Pressure is growing on Tesla in Sweden, where a trade union is demanding that the Texas-based automaker sign a collective bargaining agreement, which most employees in the Scandinavian country have
Pressure is growing on Tesla in Sweden, where a trade union is demanding that the Texas-based automaker sign a collective bargaining agreement, which most employees in the Scandinavian country have.
Tesla has no manufacturing plant in Sweden, but 130 members of the powerful metalworkers’ union IF Metall walked out on Oct. 27 at seven workshops across the country where its popular electric cars are serviced.
Other trade unions joined in solidarity, including dockworkers at Sweden’s four largest ports who decided Tuesday to stop the delivery of Tesla vehicles to increase pressure on the automaker to accept the metal workers’ demands.
On Friday, the Painters’ Union said 53 painting companies would not do any work on Tesla vehicles in sympathy with IF Metall. If there is no agreement with Tesla by Tuesday, “a total of 109 companies may be prevented from handling and painting Tesla cars,” it said in a statement.
Another major trade union, the Swedish Union for Service and Communications Employees, said it will halt shipments to Tesla on Nov. 20. Its head, Gabriella Lavecchia, said Tesla is “refusing to comply with the rules of the game here in Sweden,” calling it “completely unacceptable.”
“The fight that IF Metall is now taking on is important for the entire Swedish collective agreement model,” Lavecchia said.

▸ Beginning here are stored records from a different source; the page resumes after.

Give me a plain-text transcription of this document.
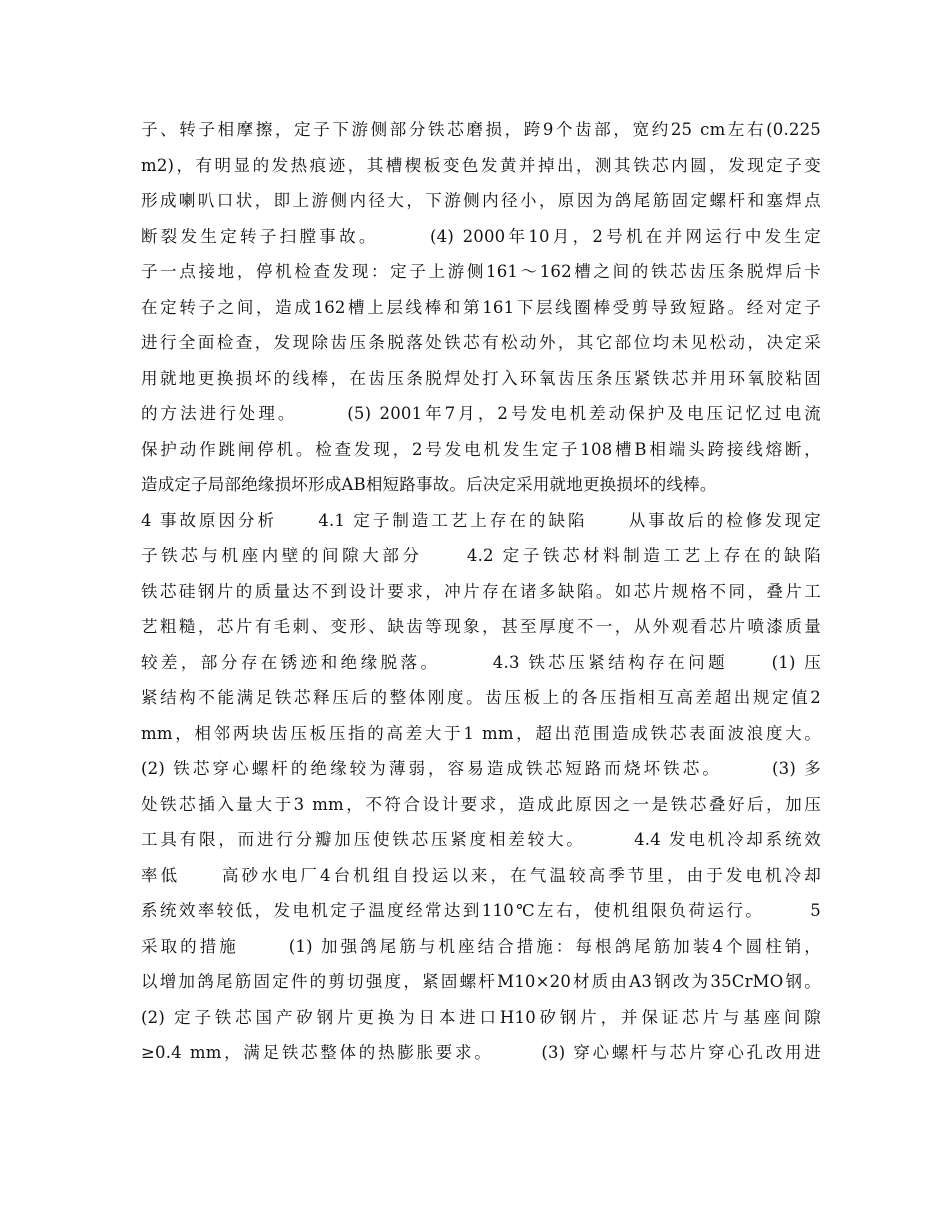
子、转子相摩擦，定子下游侧部分铁芯磨损，跨9个齿部，宽约25 cm左右(0.225
m2)，有明显的发热痕迹，其槽楔板变色发黄并掉出，测其铁芯内圆，发现定子变
形成喇叭口状，即上游侧内径大，下游侧内径小，原因为鸽尾筋固定螺杆和塞焊点
断裂发生定转子扫膛事故。      (4) 2000年10月，2号机在并网运行中发生定
子一点接地，停机检查发现：定子上游侧161～162槽之间的铁芯齿压条脱焊后卡
在定转子之间，造成162槽上层线棒和第161下层线圈棒受剪导致短路。经对定子
进行全面检查，发现除齿压条脱落处铁芯有松动外，其它部位均未见松动，决定采
用就地更换损坏的线棒，在齿压条脱焊处打入环氧齿压条压紧铁芯并用环氧胶粘固
的方法进行处理。      (5) 2001年7月，2号发电机差动保护及电压记忆过电流
保护动作跳闸停机。检查发现，2号发电机发生定子108槽B相端头跨接线熔断，
造成定子局部绝缘损坏形成AB相短路事故。后决定采用就地更换损坏的线棒。
4 事故原因分析     4.1 定子制造工艺上存在的缺陷     从事故后的检修发现定
子铁芯与机座内壁的间隙大部分     4.2 定子铁芯材料制造工艺上存在的缺陷
铁芯硅钢片的质量达不到设计要求，冲片存在诸多缺陷。如芯片规格不同，叠片工
艺粗糙，芯片有毛刺、变形、缺齿等现象，甚至厚度不一，从外观看芯片喷漆质量
较差，部分存在锈迹和绝缘脱落。      4.3 铁芯压紧结构存在问题     (1) 压
紧结构不能满足铁芯释压后的整体刚度。齿压板上的各压指相互高差超出规定值2
mm，相邻两块齿压板压指的高差大于1 mm，超出范围造成铁芯表面波浪度大。
(2) 铁芯穿心螺杆的绝缘较为薄弱，容易造成铁芯短路而烧坏铁芯。      (3) 多
处铁芯插入量大于3 mm，不符合设计要求，造成此原因之一是铁芯叠好后，加压
工具有限，而进行分瓣加压使铁芯压紧度相差较大。      4.4 发电机冷却系统效
率低     高砂水电厂4台机组自投运以来，在气温较高季节里，由于发电机冷却
系统效率较低，发电机定子温度经常达到110℃左右，使机组限负荷运行。      5
采取的措施      (1) 加强鸽尾筋与机座结合措施：每根鸽尾筋加装4个圆柱销，
以增加鸽尾筋固定件的剪切强度，紧固螺杆M10×20材质由A3钢改为35CrMO钢。
(2) 定子铁芯国产矽钢片更换为日本进口H10矽钢片，并保证芯片与基座间隙
≥0.4 mm，满足铁芯整体的热膨胀要求。      (3) 穿心螺杆与芯片穿心孔改用进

Sweden’s former Social Democratic prime minister, Stefan Löfven, who once headed IF Metall, also encouraged Swedes to suspend purchases of Teslas until an agreement is signed.
”Shame on you, Tesla, shame on you,” Löfven wrote on Facebook on Oct. 26.
Tesla, which is non-unionized globally, did not immediately respond to a request for comment.
The IF Metall union and Tesla Sweden have meet twice without results, according to Swedish media.
IF Metall said Tesla Sweden has “refused to sign a collective agreement and violates basic principles in the Swedish labor market.” It called such agreements “the backbone of the Swedish model.”
“We do not want a model where some companies compete with other — serious — employers by offering employees worse conditions than they would have with a collective agreement,” it said. The union asked for the understanding of consumers, saying “we are doing this for the sake of our members, to ensure that they have safe working conditions.”
The strike resembles the situation in 1995 when the Toys R Us toy chain started up in Sweden, refused to sign a collective agreement and hired only non-union workers. It resulted in a three-month strike by the retail-store employees union that snowballed into an all-out boycott as other unions joined in sympathy strikes. The company eventually agreed to sign collective agreements.